Одухотворенность сказывается во всем облике женщины: в нежном овале ее лица, в необыкновенной плавности линий ее фигуры, в упругости и гибкости ее тела, в бархатистости и эластичности ее кожи, в мелодичности и серебристости ее голоса, в мягкости ее манер, в ее пленительной улыбке, в ее пластических движениях и даже в ее легком дыхании, столь счастливо подмеченном Буниным. Главнее же всего, понятно, эта одухотворенность сказывается в чудесном взоре женщины, в ее дивных глазах. Недаром говорится в народе, что глаза – это зеркало души. «Ее глаза» вдохновили А. С. Пушкина на одно из самых лирических его стихотворений (1828 г.).

Ее глаза

Она мила – скажу меж нами —

Придворных витязей гроза,

И можно с южными звездами

Сравнить, особенно стихами,

Ее черкесские глаза.

Она владеет ими смело,

Они горят огня живей;

Но, сам признайся, то ли дело

Глаза Олениной моей!

Какой задумчивый в них гений,

И сколько детской простоты,

И сколько томных выражений,

И сколько неги и мечты!..

Потупит их с улыбкой Леля —

В них скромных граций торжество;

Поднимет – ангел Рафаэля

Так созерцает божество.

(Пушкин А. С. Полн. собр. соч.:

В 10 т. М.; Л.: 1950. Т. 3. С. 65).

Как поясняется в примечании к этому стихотворению, «стихи являются ответом на стихотворение Вяземского “Черные очи”, где воспевались глаза А. О. Россет. Пушкин пишет о глазах Анны Олениной» (См.: Томашевский Б. В. Примечание. // А. С. Пушкин. Полн. собр. соч.: В 10 т. М.; Л.: 1950. Т. 3. С. 489).
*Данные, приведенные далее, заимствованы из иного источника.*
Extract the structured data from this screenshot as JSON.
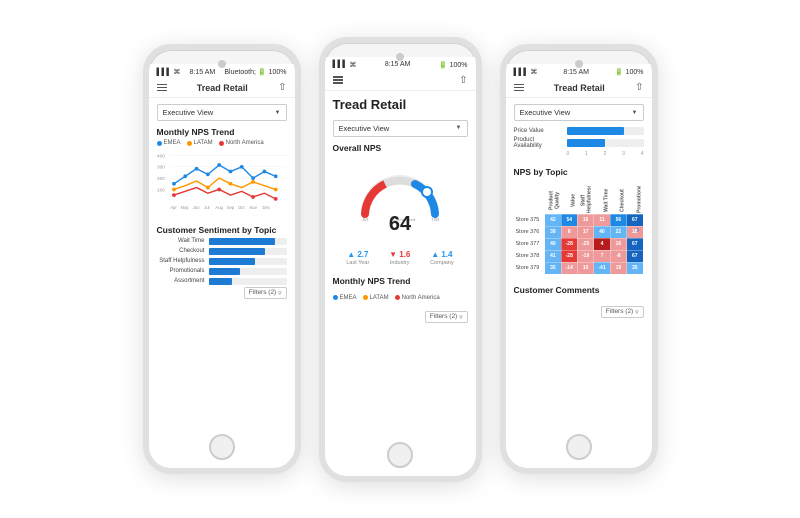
{
  "app": {
    "title": "Tread Retail",
    "status_time": "8:15 AM",
    "status_battery": "100%",
    "status_signal": "▌▌▌",
    "status_wifi": "WiFi"
  },
  "phone1": {
    "header_title": "Tread Retail",
    "dropdown_label": "Executive View",
    "section1_title": "Monthly NPS Trend",
    "legend": [
      {
        "label": "EMEA",
        "color": "#1e88e5"
      },
      {
        "label": "LATAM",
        "color": "#ff9800"
      },
      {
        "label": "North America",
        "color": "#e53935"
      }
    ],
    "section2_title": "Customer Sentiment by Topic",
    "sentiment_bars": [
      {
        "label": "Wait Time",
        "pct": 85
      },
      {
        "label": "Checkout",
        "pct": 72
      },
      {
        "label": "Staff Helpfulness",
        "pct": 60
      },
      {
        "label": "Promotionals",
        "pct": 40
      },
      {
        "label": "Assortment",
        "pct": 30
      }
    ],
    "filters_label": "Filters (2)"
  },
  "phone2": {
    "header_title": "Tread Retail",
    "page_title": "Tread Retail",
    "dropdown_label": "Executive View",
    "section_overall": "Overall NPS",
    "nps_score": "64",
    "gauge_min": "0",
    "gauge_max": "100",
    "gauge_excellent_label": "Excellent",
    "gauge_red_end": "-50",
    "gauge_green_start": "50",
    "metrics": [
      {
        "label": "Last Year",
        "value": "2.7",
        "direction": "up"
      },
      {
        "label": "Industry",
        "value": "1.6",
        "direction": "down"
      },
      {
        "label": "Company",
        "value": "1.4",
        "direction": "up"
      }
    ],
    "section2_title": "Monthly NPS Trend",
    "legend": [
      {
        "label": "EMEA",
        "color": "#1e88e5"
      },
      {
        "label": "LATAM",
        "color": "#ff9800"
      },
      {
        "label": "North America",
        "color": "#e53935"
      }
    ],
    "filters_label": "Filters (2)"
  },
  "phone3": {
    "header_title": "Tread Retail",
    "dropdown_label": "Executive View",
    "bars": [
      {
        "label": "Price Value",
        "pct": 75
      },
      {
        "label": "Product Availability",
        "pct": 50
      }
    ],
    "section_heatmap": "NPS by Topic",
    "heatmap_cols": [
      "Product Quality",
      "Value",
      "Staff Helpfulness",
      "Wait Time",
      "Checkout",
      "Promotionals"
    ],
    "heatmap_rows": [
      {
        "label": "Store 375",
        "values": [
          42,
          54,
          16,
          11,
          56,
          67
        ],
        "classes": [
          "hm-blue-light",
          "hm-blue",
          "hm-red-light",
          "hm-red-light",
          "hm-blue",
          "hm-blue-dark"
        ]
      },
      {
        "label": "Store 376",
        "values": [
          39,
          8,
          17,
          40,
          22,
          18
        ],
        "classes": [
          "hm-blue-light",
          "hm-red-light",
          "hm-red-light",
          "hm-blue-light",
          "hm-blue-light",
          "hm-red-light"
        ]
      },
      {
        "label": "Store 377",
        "values": [
          40,
          28,
          25,
          4,
          16,
          67
        ],
        "classes": [
          "hm-blue-light",
          "hm-red",
          "hm-red-light",
          "hm-red-dark",
          "hm-red-light",
          "hm-blue-dark"
        ]
      },
      {
        "label": "Store 378",
        "values": [
          41,
          28,
          19,
          7,
          8,
          67
        ],
        "classes": [
          "hm-blue-light",
          "hm-red",
          "hm-red-light",
          "hm-red-light",
          "hm-red-light",
          "hm-blue-dark"
        ]
      },
      {
        "label": "Store 379",
        "values": [
          35,
          14,
          10,
          41,
          19,
          35
        ],
        "classes": [
          "hm-blue-light",
          "hm-red-light",
          "hm-red-light",
          "hm-blue-light",
          "hm-red-light",
          "hm-blue-light"
        ]
      }
    ],
    "section2_title": "Customer Comments",
    "filters_label": "Filters (2)"
  }
}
«Ее глаза» вдохновили дореволюционного композитора Б. А. Фитингоф-Шелль («Какой задумчивый в них гений» – отрывок из стихотворения – для голоса с ф-п., СПб., Битнер, б. г.) (См.: Пушкин в музыке: Справочник / Сост. Н. Г. Винокур, Р. А. Каган. М.: 1974. С. 54).
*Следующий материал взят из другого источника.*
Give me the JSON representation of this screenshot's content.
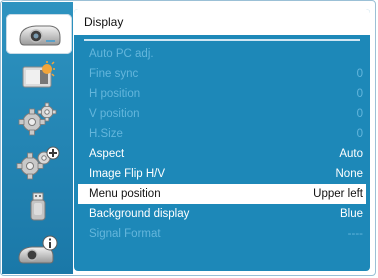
{
  "sidebar": {
    "items": [
      {
        "icon": "projector-icon",
        "active": true
      },
      {
        "icon": "image-adjust-icon",
        "active": false
      },
      {
        "icon": "settings-gear-icon",
        "active": false
      },
      {
        "icon": "expanded-settings-gear-icon",
        "active": false
      },
      {
        "icon": "usb-icon",
        "active": false
      },
      {
        "icon": "information-icon",
        "active": false
      }
    ]
  },
  "panel": {
    "title": "Display",
    "rows": [
      {
        "label": "Auto PC adj.",
        "value": "",
        "state": "disabled"
      },
      {
        "label": "Fine sync",
        "value": "0",
        "state": "disabled"
      },
      {
        "label": "H position",
        "value": "0",
        "state": "disabled"
      },
      {
        "label": "V position",
        "value": "0",
        "state": "disabled"
      },
      {
        "label": "H.Size",
        "value": "0",
        "state": "disabled"
      },
      {
        "label": "Aspect",
        "value": "Auto",
        "state": "enabled"
      },
      {
        "label": "Image Flip H/V",
        "value": "None",
        "state": "enabled"
      },
      {
        "label": "Menu position",
        "value": "Upper left",
        "state": "selected"
      },
      {
        "label": "Background display",
        "value": "Blue",
        "state": "enabled"
      },
      {
        "label": "Signal Format",
        "value": "----",
        "state": "disabled"
      }
    ]
  },
  "colors": {
    "panel_bg": "#1d88b8",
    "sidebar_bg": "#1a78a8",
    "disabled_text": "#64b6dc",
    "selected_bg": "#ffffff"
  }
}
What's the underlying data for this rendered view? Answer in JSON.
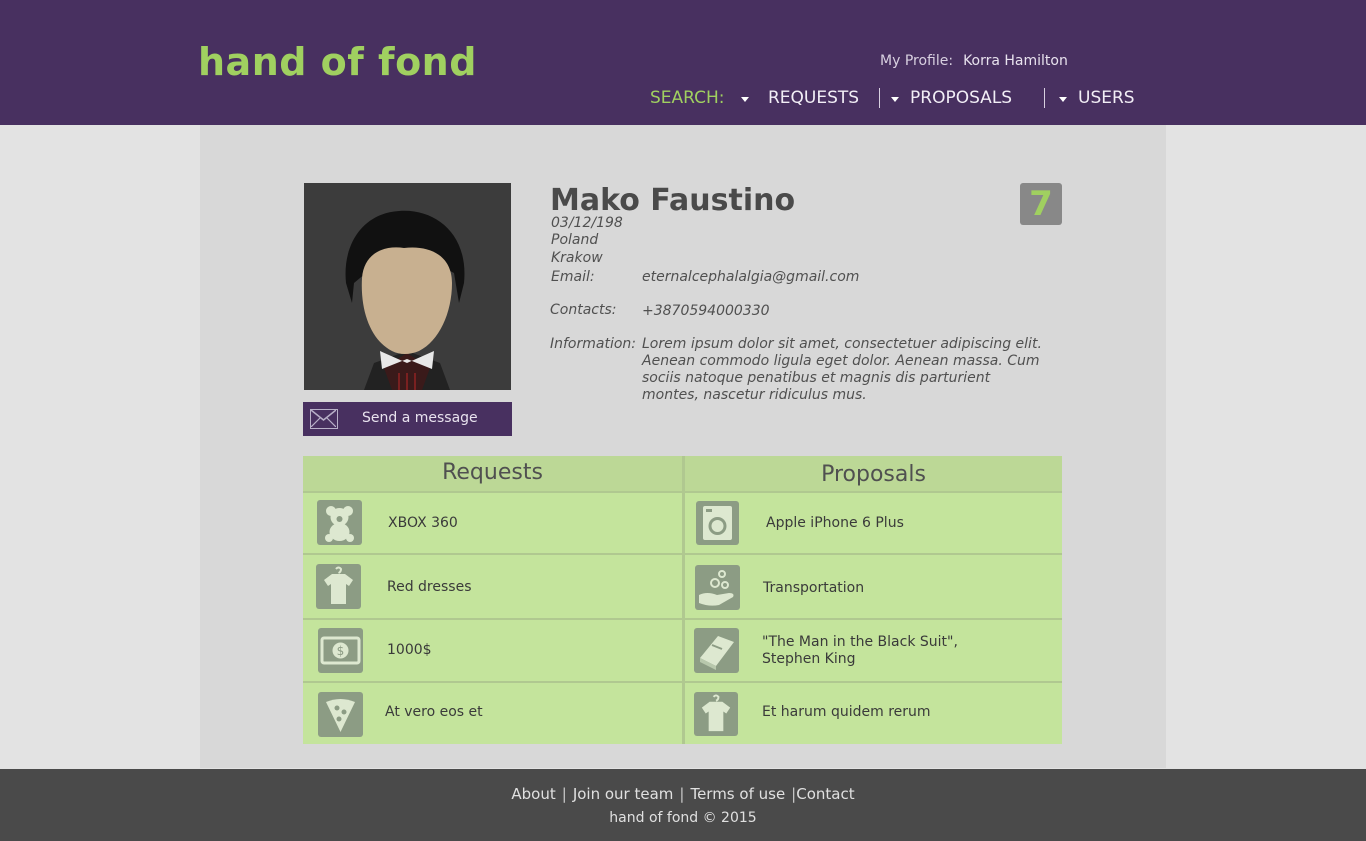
{
  "header": {
    "logo": "hand of fond",
    "profile_label": "My Profile:",
    "profile_name": "Korra Hamilton",
    "search_label": "SEARCH:",
    "nav": [
      "REQUESTS",
      "PROPOSALS",
      "USERS"
    ]
  },
  "profile": {
    "name": "Mako Faustino",
    "birth": "03/12/198",
    "country": "Poland",
    "city": "Krakow",
    "email_label": "Email:",
    "email": "eternalcephalalgia@gmail.com",
    "contacts_label": "Contacts:",
    "contacts": "+3870594000330",
    "information_label": "Information:",
    "information": "Lorem ipsum dolor sit amet, consectetuer adipiscing elit. Aenean commodo ligula eget dolor. Aenean massa. Cum sociis natoque penatibus et magnis dis parturient montes, nascetur ridiculus mus.",
    "score": "7",
    "send_message": "Send a message"
  },
  "table": {
    "requests_header": "Requests",
    "proposals_header": "Proposals",
    "requests": [
      {
        "icon": "teddy-bear-icon",
        "text": "XBOX 360"
      },
      {
        "icon": "tshirt-icon",
        "text": "Red dresses"
      },
      {
        "icon": "money-icon",
        "text": "1000$"
      },
      {
        "icon": "pizza-icon",
        "text": "At vero eos et"
      }
    ],
    "proposals": [
      {
        "icon": "washing-machine-icon",
        "text": "Apple iPhone 6 Plus"
      },
      {
        "icon": "hand-coins-icon",
        "text": "Transportation"
      },
      {
        "icon": "book-icon",
        "text": "\"The Man in the Black Suit\",",
        "text2": "Stephen King"
      },
      {
        "icon": "tshirt-icon",
        "text": "Et harum quidem rerum"
      }
    ]
  },
  "footer": {
    "links": [
      "About",
      "Join our team",
      "Terms of use",
      "Contact"
    ],
    "copyright": "hand of fond © 2015"
  },
  "colors": {
    "brand_purple": "#483060",
    "accent_green": "#a0d060",
    "table_green": "#c4e49c",
    "footer_gray": "#4a4a4a"
  }
}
Мы решительно не представляем себе изящную женщину с невыразительными глазами, как не представляем ее себе с неправильными чертами лица, с угрюмым его выражением, с угловатой фигурой, с несобранными или суетливыми движениями, как не можем представить ее себе и с хриплым, низким или грубым и резким голосом, с шероховатой и вялой кожей. Не представляем ее себе и без красивых, мягких, отливающих матовым блеском и обрамляющих лицо волос, без красивого лба, носа, красивых бровей, ресниц. Но мы одинаково не представляем ее себе и с угловатыми, тем более резкими манерами. Я не говорю уже о том, что образ изящной женщины никак не вяжется в нашем представлении с образом женщины, позволяющей себе безнравственный поступок.
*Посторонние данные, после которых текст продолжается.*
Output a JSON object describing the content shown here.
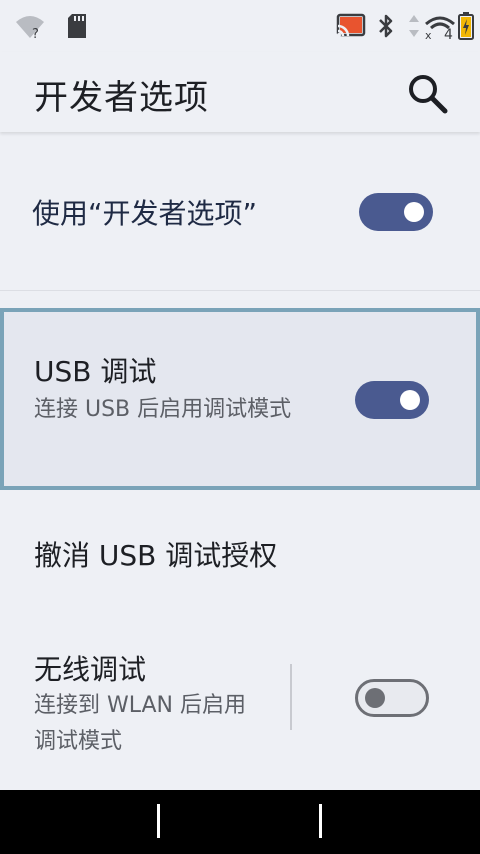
{
  "status_bar": {
    "icons": [
      "wifi-unknown-icon",
      "sd-card-icon",
      "cast-icon",
      "bluetooth-icon",
      "data-arrows-icon",
      "signal-icon",
      "battery-charging-icon"
    ],
    "wifi_badge": "?",
    "signal_badge": "4",
    "accent_cast": "#e8542f",
    "accent_battery": "#f2b705"
  },
  "app_bar": {
    "title": "开发者选项",
    "search_icon": "search-icon"
  },
  "settings": {
    "master": {
      "title": "使用“开发者选项”",
      "enabled": true
    },
    "usb_debugging": {
      "title": "USB 调试",
      "subtitle": "连接 USB 后启用调试模式",
      "enabled": true,
      "highlighted": true
    },
    "revoke": {
      "title": "撤消 USB 调试授权"
    },
    "wireless_debugging": {
      "title": "无线调试",
      "subtitle": "连接到 WLAN 后启用调试模式",
      "enabled": false
    }
  },
  "colors": {
    "toggle_on": "#4a5a90",
    "highlight_border": "#7aa3b8",
    "background": "#eef0f5"
  }
}
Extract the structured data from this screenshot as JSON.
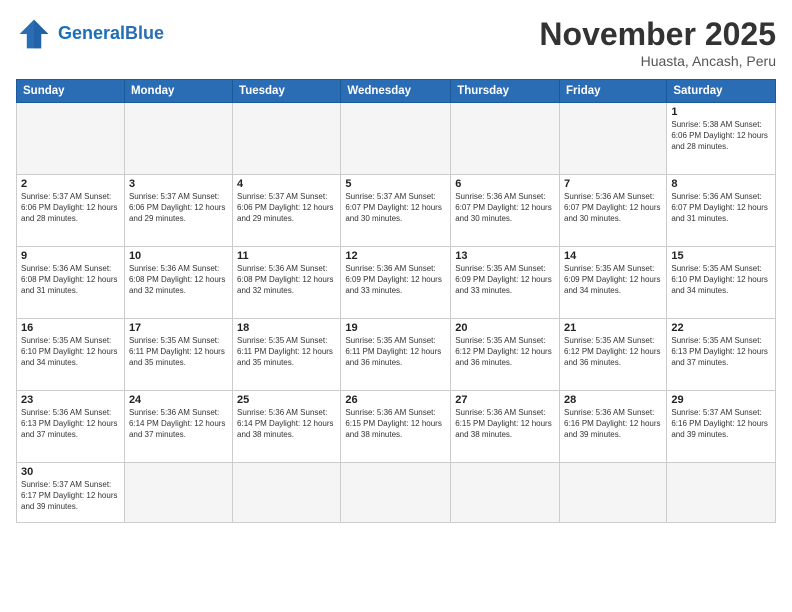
{
  "header": {
    "logo_general": "General",
    "logo_blue": "Blue",
    "title": "November 2025",
    "subtitle": "Huasta, Ancash, Peru"
  },
  "weekdays": [
    "Sunday",
    "Monday",
    "Tuesday",
    "Wednesday",
    "Thursday",
    "Friday",
    "Saturday"
  ],
  "weeks": [
    [
      {
        "day": "",
        "info": ""
      },
      {
        "day": "",
        "info": ""
      },
      {
        "day": "",
        "info": ""
      },
      {
        "day": "",
        "info": ""
      },
      {
        "day": "",
        "info": ""
      },
      {
        "day": "",
        "info": ""
      },
      {
        "day": "1",
        "info": "Sunrise: 5:38 AM\nSunset: 6:06 PM\nDaylight: 12 hours and 28 minutes."
      }
    ],
    [
      {
        "day": "2",
        "info": "Sunrise: 5:37 AM\nSunset: 6:06 PM\nDaylight: 12 hours and 28 minutes."
      },
      {
        "day": "3",
        "info": "Sunrise: 5:37 AM\nSunset: 6:06 PM\nDaylight: 12 hours and 29 minutes."
      },
      {
        "day": "4",
        "info": "Sunrise: 5:37 AM\nSunset: 6:06 PM\nDaylight: 12 hours and 29 minutes."
      },
      {
        "day": "5",
        "info": "Sunrise: 5:37 AM\nSunset: 6:07 PM\nDaylight: 12 hours and 30 minutes."
      },
      {
        "day": "6",
        "info": "Sunrise: 5:36 AM\nSunset: 6:07 PM\nDaylight: 12 hours and 30 minutes."
      },
      {
        "day": "7",
        "info": "Sunrise: 5:36 AM\nSunset: 6:07 PM\nDaylight: 12 hours and 30 minutes."
      },
      {
        "day": "8",
        "info": "Sunrise: 5:36 AM\nSunset: 6:07 PM\nDaylight: 12 hours and 31 minutes."
      }
    ],
    [
      {
        "day": "9",
        "info": "Sunrise: 5:36 AM\nSunset: 6:08 PM\nDaylight: 12 hours and 31 minutes."
      },
      {
        "day": "10",
        "info": "Sunrise: 5:36 AM\nSunset: 6:08 PM\nDaylight: 12 hours and 32 minutes."
      },
      {
        "day": "11",
        "info": "Sunrise: 5:36 AM\nSunset: 6:08 PM\nDaylight: 12 hours and 32 minutes."
      },
      {
        "day": "12",
        "info": "Sunrise: 5:36 AM\nSunset: 6:09 PM\nDaylight: 12 hours and 33 minutes."
      },
      {
        "day": "13",
        "info": "Sunrise: 5:35 AM\nSunset: 6:09 PM\nDaylight: 12 hours and 33 minutes."
      },
      {
        "day": "14",
        "info": "Sunrise: 5:35 AM\nSunset: 6:09 PM\nDaylight: 12 hours and 34 minutes."
      },
      {
        "day": "15",
        "info": "Sunrise: 5:35 AM\nSunset: 6:10 PM\nDaylight: 12 hours and 34 minutes."
      }
    ],
    [
      {
        "day": "16",
        "info": "Sunrise: 5:35 AM\nSunset: 6:10 PM\nDaylight: 12 hours and 34 minutes."
      },
      {
        "day": "17",
        "info": "Sunrise: 5:35 AM\nSunset: 6:11 PM\nDaylight: 12 hours and 35 minutes."
      },
      {
        "day": "18",
        "info": "Sunrise: 5:35 AM\nSunset: 6:11 PM\nDaylight: 12 hours and 35 minutes."
      },
      {
        "day": "19",
        "info": "Sunrise: 5:35 AM\nSunset: 6:11 PM\nDaylight: 12 hours and 36 minutes."
      },
      {
        "day": "20",
        "info": "Sunrise: 5:35 AM\nSunset: 6:12 PM\nDaylight: 12 hours and 36 minutes."
      },
      {
        "day": "21",
        "info": "Sunrise: 5:35 AM\nSunset: 6:12 PM\nDaylight: 12 hours and 36 minutes."
      },
      {
        "day": "22",
        "info": "Sunrise: 5:35 AM\nSunset: 6:13 PM\nDaylight: 12 hours and 37 minutes."
      }
    ],
    [
      {
        "day": "23",
        "info": "Sunrise: 5:36 AM\nSunset: 6:13 PM\nDaylight: 12 hours and 37 minutes."
      },
      {
        "day": "24",
        "info": "Sunrise: 5:36 AM\nSunset: 6:14 PM\nDaylight: 12 hours and 37 minutes."
      },
      {
        "day": "25",
        "info": "Sunrise: 5:36 AM\nSunset: 6:14 PM\nDaylight: 12 hours and 38 minutes."
      },
      {
        "day": "26",
        "info": "Sunrise: 5:36 AM\nSunset: 6:15 PM\nDaylight: 12 hours and 38 minutes."
      },
      {
        "day": "27",
        "info": "Sunrise: 5:36 AM\nSunset: 6:15 PM\nDaylight: 12 hours and 38 minutes."
      },
      {
        "day": "28",
        "info": "Sunrise: 5:36 AM\nSunset: 6:16 PM\nDaylight: 12 hours and 39 minutes."
      },
      {
        "day": "29",
        "info": "Sunrise: 5:37 AM\nSunset: 6:16 PM\nDaylight: 12 hours and 39 minutes."
      }
    ],
    [
      {
        "day": "30",
        "info": "Sunrise: 5:37 AM\nSunset: 6:17 PM\nDaylight: 12 hours and 39 minutes."
      },
      {
        "day": "",
        "info": ""
      },
      {
        "day": "",
        "info": ""
      },
      {
        "day": "",
        "info": ""
      },
      {
        "day": "",
        "info": ""
      },
      {
        "day": "",
        "info": ""
      },
      {
        "day": "",
        "info": ""
      }
    ]
  ]
}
Скажем прямо: безнравственной женщины не бывает, как не бывает безнравственного человека вообще. Безнравственным бывает лишь поступок. Человек – по природе существо, способное к безграничному самосовершенствованию – пока жив, разумеется. И потому нельзя отождествлять человека не только с данным определенным безнравственным поступком, но и со всею суммою таких поступков, им доселе допущенных. Но если нельзя говорить о человеке, что он, допуская безнравственный поступок, безнравствен, то можно и дóлжно говорить, что в данный определенный момент, совершая безнравственный поступок, он находится (пребывает) в состоянии безнравственности. Не говорите, что здесь приложима поговорка «что в лоб, что по лбу», ибо негоже смешивать свойство какой-либо вещи и ее состояние. Если я говорю «безнравственный человек», то я приписываю ему это свойство – безнравственность, тогда как на самом деле он находится лишь в состоянии безнравственности, из которого он может выйти совершив нравственный поступок. Кстати, этот нравственный поступок будет состоять прежде всего в исправлении ранее допущенного безнравственного поступка, если это еще возможно, понятно. Если бы безнравственный поступок делал человека безнравственным, как это нередко себе представляют, т. е. наделял бы человека свойством безнравственности, то совершивший его человек не был бы и вовсе способен на нравственные поступки. Следует вместе с тем всегда помнить, что безнравственный поступок, допускаемый человеком, в условном смысле вечен: никакое время не в силах сделать бывшее не бывшим. И это должно быть признано очень важным предостерегающим мотивом для человека, решившего раз и навсегда следовать во всем безусловным повелениям собственной совести – совести всего трудового человечества, а значит, и всего человечества эпохи.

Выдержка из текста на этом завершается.